07 February 2019, The Tablet

Church prepares for food shortage post-Brexit


The Cardinal’s Lenten Appeal this year will focus on food poverty and sustainability, The Tablet can reveal, writes Liz Dodd.

Speaking after the launch of a new Caritas Westminster project to promote sustainable business in Wembley, north London, Cardinal Vincent Nichols said that social need could increase “significantly” in the 12 months that follow Brexit.
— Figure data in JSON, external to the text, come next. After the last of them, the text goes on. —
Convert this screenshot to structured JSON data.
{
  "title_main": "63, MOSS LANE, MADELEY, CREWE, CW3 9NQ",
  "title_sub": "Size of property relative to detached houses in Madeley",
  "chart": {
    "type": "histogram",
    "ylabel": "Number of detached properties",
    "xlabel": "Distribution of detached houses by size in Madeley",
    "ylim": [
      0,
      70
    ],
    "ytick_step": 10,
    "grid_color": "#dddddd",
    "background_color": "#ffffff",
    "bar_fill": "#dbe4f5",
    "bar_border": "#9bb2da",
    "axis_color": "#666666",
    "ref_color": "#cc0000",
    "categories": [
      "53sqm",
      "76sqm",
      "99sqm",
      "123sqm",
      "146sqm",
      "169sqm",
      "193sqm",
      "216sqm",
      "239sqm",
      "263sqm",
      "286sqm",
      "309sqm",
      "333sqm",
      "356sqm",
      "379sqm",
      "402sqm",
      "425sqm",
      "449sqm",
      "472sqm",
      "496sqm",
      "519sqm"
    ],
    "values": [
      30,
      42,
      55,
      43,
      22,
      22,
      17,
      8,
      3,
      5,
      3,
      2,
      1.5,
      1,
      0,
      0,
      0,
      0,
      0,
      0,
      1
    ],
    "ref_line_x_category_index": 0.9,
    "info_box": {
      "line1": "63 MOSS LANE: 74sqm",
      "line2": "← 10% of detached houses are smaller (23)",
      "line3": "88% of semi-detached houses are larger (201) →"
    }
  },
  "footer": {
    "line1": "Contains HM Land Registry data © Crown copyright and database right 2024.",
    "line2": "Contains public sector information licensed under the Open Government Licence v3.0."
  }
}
As a result, he said, Caritas Westminster is developing a systematic approach around how it will respond to issues such as food poverty. “We can develop food banks, that’s part of the answer, but we also want food sustainability. Food the equivalent of 250 million meals is thrown away each year in this country. So it’s addressing both sides: working poverty and its impact on what people eat, and poor use of the food that is around,” the cardinal said. Gisele Henriques, adviser on food sustainability at Cafod, explained: “We produce more food per person than ever before, yet a third is wasted – something Pope Francis compared to ‘stealing from the table of the poor’.”

A spokeswoman for the diocese confirmed that this year the appeal will raise funds to build on work taking place in parishes and schools around food poverty.

The cardinal, speaking on the evening that MPs voted against a proposal to delay Brexit in order to prevent the UK leaving without a deal, said many Catholics were distressed by the deep uncertainty around Brexit. “In London we have high numbers of parishioners who come from European countries and their anxiety is tangible,” he said. He welcomed the government’s decision to drop the registration fee for Europeans applying for settled status.